Li Ka-shing is increasingly finding his European love affair very one-sided.
Brussels is widely expected to nix his billion-dollar bet on becoming Britain's top mobile-phone operator, while an ambitious bid to become a driving force in Italy's wireless market faces possible rejection. Would Hong Kong's richest man not be better off sticking to less politically sensitive targets with steady cash flows, like, erm, utilities?
European antitrust regulators will probably on Tuesday sound the death knell for CK Hutchison Holdings' as much as 10.25 billion-pound ($14.8 billion) bid for Telefonica's O2, Britain's second-biggest mobile-phone operator. Combining it with 3 in the U.K., the no. 4 operator CK Hutchison already owns, would have rocketed Li into pole position.
Despite pledges from 3 not to immediately hike prices, the anticipated ruling looks set to be echoed in Italy, where Li is in the midst of another mobile-phone consolidation. There, he's seeking to combine 3 Italia with VimpelCom's Wind Telecomunicazioni, creating a carrier that would rival Telecom Italia and control almost a third of the market.
Those were big deals, both in size and significance. A purchase of O2 would, even for the highly acquisitive Li, have been the billionaire's biggest ever, outside of a some $40 billion internal swapping of assets last year.
But a look at Li's overseas deals shows that buying utilities has proven a safer bet than telecoms. Apart from his acquisition of British pharmaceutical chain Superdrug, Li's most successful, and biggest, international purchases have been electricity grids and gas pipelines.

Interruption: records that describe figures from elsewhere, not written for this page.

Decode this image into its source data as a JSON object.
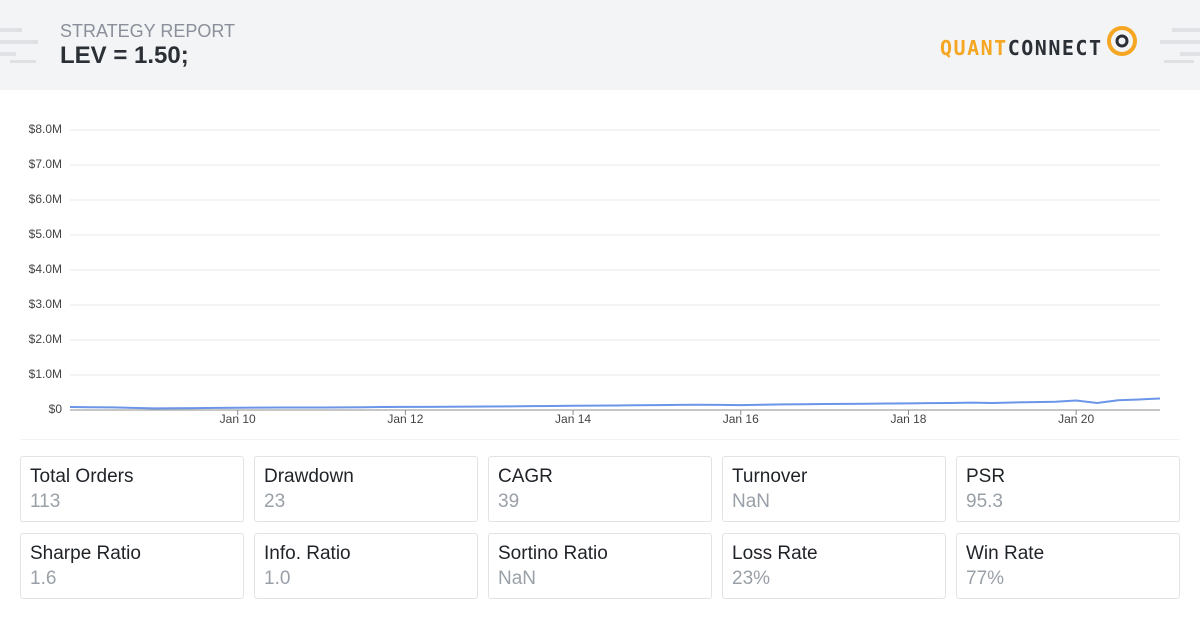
{
  "header": {
    "subtitle": "STRATEGY REPORT",
    "title": "LEV = 1.50;",
    "logo": [
      "QUANT",
      "CONNECT"
    ]
  },
  "chart_data": {
    "type": "line",
    "color": "#6a95e8",
    "grid": true,
    "categories": [
      null,
      null,
      null,
      null,
      null,
      null,
      null,
      null,
      "Jan 10",
      null,
      null,
      null,
      null,
      null,
      null,
      null,
      "Jan 12",
      null,
      null,
      null,
      null,
      null,
      null,
      null,
      "Jan 14",
      null,
      null,
      null,
      null,
      null,
      null,
      null,
      "Jan 16",
      null,
      null,
      null,
      null,
      null,
      null,
      null,
      "Jan 18",
      null,
      null,
      null,
      null,
      null,
      null,
      null,
      "Jan 20",
      null,
      null,
      null,
      null
    ],
    "values": [
      85000,
      80000,
      75000,
      60000,
      45000,
      50000,
      55000,
      60000,
      65000,
      68000,
      70000,
      72000,
      70000,
      75000,
      80000,
      85000,
      90000,
      88000,
      92000,
      95000,
      100000,
      105000,
      110000,
      115000,
      120000,
      125000,
      130000,
      135000,
      140000,
      145000,
      150000,
      145000,
      140000,
      150000,
      160000,
      165000,
      170000,
      175000,
      180000,
      185000,
      190000,
      195000,
      200000,
      210000,
      200000,
      215000,
      225000,
      235000,
      270000,
      200000,
      280000,
      300000,
      330000
    ],
    "ylim": [
      0,
      8000000
    ],
    "yticks": [
      {
        "value": 0,
        "label": "$0"
      },
      {
        "value": 1000000,
        "label": "$1.0M"
      },
      {
        "value": 2000000,
        "label": "$2.0M"
      },
      {
        "value": 3000000,
        "label": "$3.0M"
      },
      {
        "value": 4000000,
        "label": "$4.0M"
      },
      {
        "value": 5000000,
        "label": "$5.0M"
      },
      {
        "value": 6000000,
        "label": "$6.0M"
      },
      {
        "value": 7000000,
        "label": "$7.0M"
      },
      {
        "value": 8000000,
        "label": "$8.0M"
      }
    ]
  },
  "stats": [
    {
      "label": "Total Orders",
      "value": "113"
    },
    {
      "label": "Drawdown",
      "value": "23"
    },
    {
      "label": "CAGR",
      "value": "39"
    },
    {
      "label": "Turnover",
      "value": "NaN"
    },
    {
      "label": "PSR",
      "value": "95.3"
    },
    {
      "label": "Sharpe Ratio",
      "value": "1.6"
    },
    {
      "label": "Info. Ratio",
      "value": "1.0"
    },
    {
      "label": "Sortino Ratio",
      "value": "NaN"
    },
    {
      "label": "Loss Rate",
      "value": "23%"
    },
    {
      "label": "Win Rate",
      "value": "77%"
    }
  ]
}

Li's largest offshore transaction to date was a $9 billion play for Electricite de France's U.K. distribution network. That handed him Britain's No. 1 power network, which supplies electricity to about 20 million homes. Attempts to create a pan-European telecoms network on the other hand, including a $1.7 billion purchase of Orange in Austria and shelling out $1 billion for Telefonica's network in Ireland, have been piecemeal.
Li had a lot more riding on the O2 deal than a fat check. The 87-year-old's 3, while finally in the black, is as Morningstar analyst Dan Baker notes, still ``economically unprofitable,'' meaning the capital required to service the relatively small number of subscribers on its network won't allow for sustainable value-added returns over the longer term. Buying O2 would have delivered as much as $4 billion in cost savings, hugely important in an industry where revenues are shrinking.
And while in terms of returns, as measured by Ebit over assets, CK Hutchison's European 3 foray is slightly more lucrative, coming in at 6.3 percent versus just on 6 percent for the company's infrastructure assets, the fact competition regulators seem intent on blocking consolidation means growth will be hard to come by.
Should both deals be blocked, Morgan Stanley analyst Praveen Choudhary said his forecast valuation for CK Hutchison of HK$93 a share would drop by about HK$9. The conglomerate's stock, down more than 11 percent this year, closed on Friday at HK$92.70.
As it is, being No. 4 in Britain's hotly contested mobile market is neither palatable nor tenable, and Li isn't accustomed to being the underdog. Exiting 3 and sharpening CK Hutchison's deal focus may be a smarter way to win shareholders' affection.
This column does not necessarily reflect the opinion of Bloomberg LP and its owners.